Capitolo 9
Michelle
Michelle sentiva la porta sbattere per via dei pugni che il ragazzo all'esterno stava dando, singhiozzava con la mano davanti alla bocca, faceva di tutto purché lui non la sentisse.
Dovevano smettere di vedersi, smettere di comportarsi da amanti, non era sano, non lo era per Michelle, nè per Giovanni, nè tanto meno per quella povera creatura, venuta al mondo a causa di ormoni impazziti.

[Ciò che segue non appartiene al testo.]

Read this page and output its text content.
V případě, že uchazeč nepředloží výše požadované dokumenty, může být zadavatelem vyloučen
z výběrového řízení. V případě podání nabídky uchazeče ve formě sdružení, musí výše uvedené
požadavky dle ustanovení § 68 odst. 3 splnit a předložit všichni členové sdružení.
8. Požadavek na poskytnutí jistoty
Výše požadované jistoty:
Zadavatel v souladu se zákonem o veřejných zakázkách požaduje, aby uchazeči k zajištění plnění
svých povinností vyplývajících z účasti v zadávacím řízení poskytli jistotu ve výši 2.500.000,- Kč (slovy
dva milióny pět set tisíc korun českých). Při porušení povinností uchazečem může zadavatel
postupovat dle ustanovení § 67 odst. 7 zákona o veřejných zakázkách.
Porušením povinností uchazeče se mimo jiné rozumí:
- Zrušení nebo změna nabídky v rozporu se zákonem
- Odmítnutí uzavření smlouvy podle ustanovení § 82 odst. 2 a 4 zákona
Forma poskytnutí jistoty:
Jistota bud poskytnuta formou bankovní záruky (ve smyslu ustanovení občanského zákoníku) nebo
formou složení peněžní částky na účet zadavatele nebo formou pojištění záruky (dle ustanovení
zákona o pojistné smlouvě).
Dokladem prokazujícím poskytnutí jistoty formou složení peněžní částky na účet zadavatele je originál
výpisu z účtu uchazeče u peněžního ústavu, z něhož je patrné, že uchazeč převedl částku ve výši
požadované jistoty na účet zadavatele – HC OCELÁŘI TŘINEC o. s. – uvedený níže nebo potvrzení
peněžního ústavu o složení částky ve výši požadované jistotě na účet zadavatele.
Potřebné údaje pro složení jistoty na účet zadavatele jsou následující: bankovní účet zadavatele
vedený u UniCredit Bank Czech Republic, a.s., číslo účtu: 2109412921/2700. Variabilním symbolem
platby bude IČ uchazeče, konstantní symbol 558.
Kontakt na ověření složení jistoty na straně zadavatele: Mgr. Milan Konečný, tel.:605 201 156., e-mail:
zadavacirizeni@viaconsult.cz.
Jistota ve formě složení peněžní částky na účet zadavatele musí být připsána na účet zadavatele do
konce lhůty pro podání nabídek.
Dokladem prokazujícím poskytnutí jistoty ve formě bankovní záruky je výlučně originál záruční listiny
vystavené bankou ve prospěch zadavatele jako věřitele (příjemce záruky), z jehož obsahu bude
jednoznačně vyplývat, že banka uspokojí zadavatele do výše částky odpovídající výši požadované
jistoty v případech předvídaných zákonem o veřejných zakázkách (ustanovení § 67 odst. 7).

Michelle ci aveva riflettuto a lungo, come poteva crescere un bambino se lei ancora si riteneva tale?
Sarebbe cresciuto in mezzo al caos, in mezzo a due famiglie divise tra loro, sarebbe stato come un sacco di patate, trasportato da una parte all'altra, con una mamma e un papà che nemmeno si conoscevano.
No, non poteva permettere che succedesse, non voleva che succedesse, non voleva che per i suoi stupidi errori ci andasse di mezzo un povero e innocuo bambino.

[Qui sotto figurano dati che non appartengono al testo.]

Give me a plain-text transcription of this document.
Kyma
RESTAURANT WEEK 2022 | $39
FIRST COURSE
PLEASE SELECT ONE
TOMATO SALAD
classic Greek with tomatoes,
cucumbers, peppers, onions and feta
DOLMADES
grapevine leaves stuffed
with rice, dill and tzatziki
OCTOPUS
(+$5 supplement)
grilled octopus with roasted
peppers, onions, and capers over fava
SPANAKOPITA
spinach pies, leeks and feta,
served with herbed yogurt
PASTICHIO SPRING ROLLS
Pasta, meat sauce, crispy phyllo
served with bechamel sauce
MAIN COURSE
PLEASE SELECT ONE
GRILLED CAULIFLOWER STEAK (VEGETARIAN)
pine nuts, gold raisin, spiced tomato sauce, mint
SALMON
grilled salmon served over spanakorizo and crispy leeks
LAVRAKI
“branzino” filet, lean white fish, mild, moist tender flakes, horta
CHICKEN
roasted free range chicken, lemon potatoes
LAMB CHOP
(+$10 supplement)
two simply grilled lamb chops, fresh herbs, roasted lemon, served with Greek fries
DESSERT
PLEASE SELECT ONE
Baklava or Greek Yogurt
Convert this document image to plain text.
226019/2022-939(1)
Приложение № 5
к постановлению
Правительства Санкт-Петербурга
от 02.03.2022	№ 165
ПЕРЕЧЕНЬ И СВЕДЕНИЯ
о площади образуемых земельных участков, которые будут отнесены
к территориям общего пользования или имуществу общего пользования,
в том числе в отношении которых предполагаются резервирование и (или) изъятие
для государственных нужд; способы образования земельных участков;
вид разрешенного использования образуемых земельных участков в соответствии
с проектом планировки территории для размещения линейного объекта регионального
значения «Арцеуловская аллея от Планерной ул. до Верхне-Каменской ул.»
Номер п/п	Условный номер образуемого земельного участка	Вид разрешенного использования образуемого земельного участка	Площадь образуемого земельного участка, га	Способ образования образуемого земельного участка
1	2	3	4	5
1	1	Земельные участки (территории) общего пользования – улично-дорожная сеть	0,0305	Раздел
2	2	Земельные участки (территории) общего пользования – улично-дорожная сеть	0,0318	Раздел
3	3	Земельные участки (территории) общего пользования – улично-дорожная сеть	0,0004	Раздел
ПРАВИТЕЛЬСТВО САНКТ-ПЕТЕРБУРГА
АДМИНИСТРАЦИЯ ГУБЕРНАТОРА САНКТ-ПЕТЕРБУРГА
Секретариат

Eppure lo sentiva già suo, era strano come si sentisse già madre, era convinta di poter dare il meglio di sé, di trattarlo come un principe o una principessa, sarebbe stata un'ottima madre.
Era talmente confusa, era come se una ballerina nella sua testa continuasse a cambiare melodia e di conseguenza i suoi passi, prima andava in avanti, poi si bloccava, rifletteva un attimo e ricominciava, questa volta indietro e così via.

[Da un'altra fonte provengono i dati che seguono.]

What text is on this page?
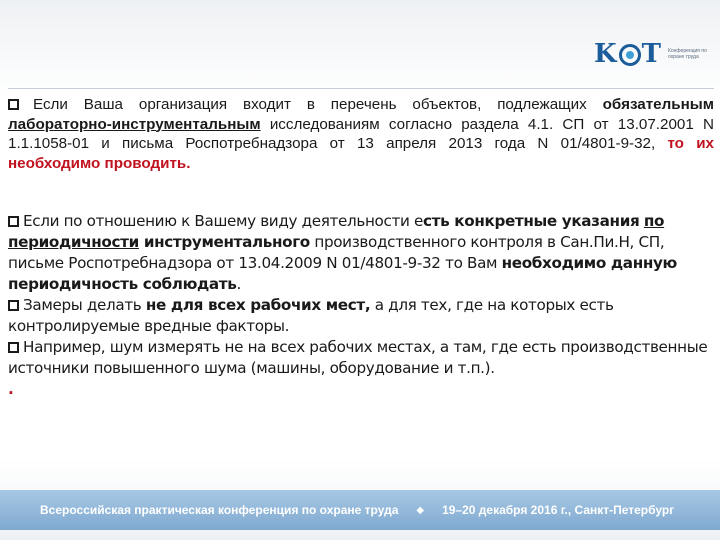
K T Конференция по охране труда

Если Ваша организация входит в перечень объектов, подлежащих обязательным лабораторно-инструментальным исследованиям согласно раздела 4.1. СП от 13.07.2001 N 1.1.1058-01 и письма Роспотребнадзора от 13 апреля 2013 года N 01/4801-9-32, то их необходимо проводить.

Если по отношению к Вашему виду деятельности есть конкретные указания по периодичности инструментального производственного контроля в Сан.Пи.Н, СП, письме Роспотребнадзора от 13.04.2009 N 01/4801-9-32 то Вам необходимо данную периодичность соблюдать.
Замеры делать не для всех рабочих мест, а для тех, где на которых есть контролируемые вредные факторы.
Например, шум измерять не на всех рабочих местах, а там, где есть производственные источники повышенного шума (машины, оборудование и т.п.).
.

Всероссийская практическая конференция по охране труда ◆ 19–20 декабря 2016 г., Санкт-Петербург
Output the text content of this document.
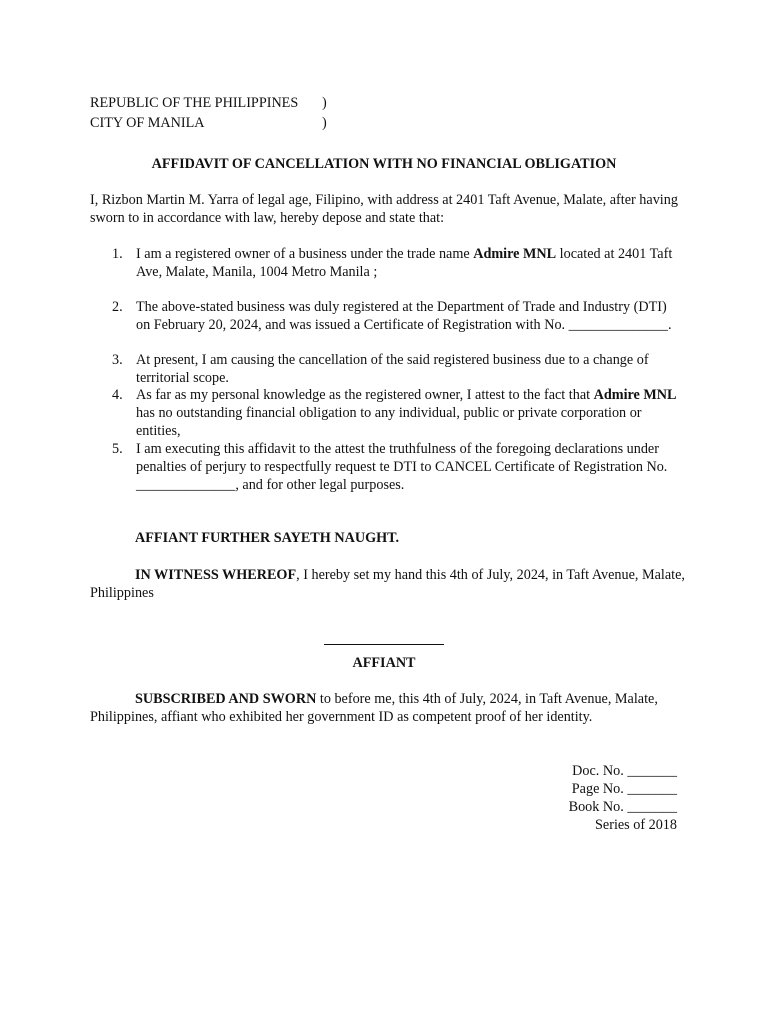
REPUBLIC OF THE PHILIPPINES )
CITY OF MANILA	)
AFFIDAVIT OF CANCELLATION WITH NO FINANCIAL OBLIGATION
I, Rizbon Martin M. Yarra of legal age, Filipino, with address at 2401 Taft Avenue, Malate, after having sworn to in accordance with law, hereby depose and state that:
1. I am a registered owner of a business under the trade name Admire MNL located at 2401 Taft Ave, Malate, Manila, 1004 Metro Manila ;
2. The above-stated business was duly registered at the Department of Trade and Industry (DTI) on February 20, 2024, and was issued a Certificate of Registration with No. ______________.
3. At present, I am causing the cancellation of the said registered business due to a change of territorial scope.
4. As far as my personal knowledge as the registered owner, I attest to the fact that Admire MNL has no outstanding financial obligation to any individual, public or private corporation or entities,
5. I am executing this affidavit to the attest the truthfulness of the foregoing declarations under penalties of perjury to respectfully request te DTI to CANCEL Certificate of Registration No. ______________, and for other legal purposes.
AFFIANT FURTHER SAYETH NAUGHT.
IN WITNESS WHEREOF, I hereby set my hand this 4th of July, 2024, in Taft Avenue, Malate, Philippines
AFFIANT
SUBSCRIBED AND SWORN to before me, this 4th of July, 2024, in Taft Avenue, Malate, Philippines, affiant who exhibited her government ID as competent proof of her identity.
Doc. No. _______
Page No. _______
Book No. _______
Series of 2018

Era una ballerina talmente grande che occupava tutto lo spazio, aveva la memoria piena, non ci entrava più nulla in quella scatoletta.
Non poteva averlo, ma non poteva abbandonarlo.
Sapeva che se lo avrebbe lasciato sarebbe rimasto sulla sua coscienza per tutta la vita e quando pensava di averlo superato lui o lei sarebbe venuto a bussare alla sua porta, e così lei si sarebbe seduta sul divano e sarebbe rimasta ferma a pensare, a pensare che cosa sarebbe potuto diventare quella creatura, si sarebbe vomitata addosso e il giorno dopo avrebbe fatto finta che nulla fosse mai successo.
Dall'altra parte Giovanni urlava, la pregava di aprire la porta, di parlare, ma parlare di cosa pensò Michelle, di quanto fossero bravi a letto?
Era quella l'unica cosa su cui potevano confrontarsi, nient'altro.
Michelle si sentiva terribilmente in colpa, era come immobile in un limbo, tutta la situazione le ricordava la trama di uno stupido libro, ma questa è la vita reale, pensò, questa è la vita reale e io ho appena commesso un gravissimo errore.
Qualche giorno fa era una normalissima ragazza che si era appena trasferita per vivere il suo sogno, ora era solo un sacco di immondizia pronto a vivere l'incubo degli incubi.
Quando il ragazzo si calmò lei fece lo stesso, continuando ad ignorare le sue parole si alzò, mise apposto la sua spesa mentre le lacrime scendevano ancora copiose dai suoi occhi, si sarebbe fatta una doccia, avrebbe mangiato qualcosa, avrebbe studiato un po e infine sarebbe andata a dormire.
Sotto la doccia iniziò a sentirsi meglio, era come se i suoi pensieri scivolassero via assieme all'acqua, appoggiò la schiena alle pareti fredde e lasciò che il suo corpo si rilassasse al tocco dolce e leggiadro dell'acqua.
Quando si sentì pulita uscì dalla doccia, avvolse il suo corpo con un asciugamano chiudendosi alle spalle la porta del bagno, la brezza leggera di novembre le accarezzava le gambe rassicurandola, la rassicurò su tutto, era come se le stesse dicendo che sarebbe andato tutto bene, che non doveva spaventarsi.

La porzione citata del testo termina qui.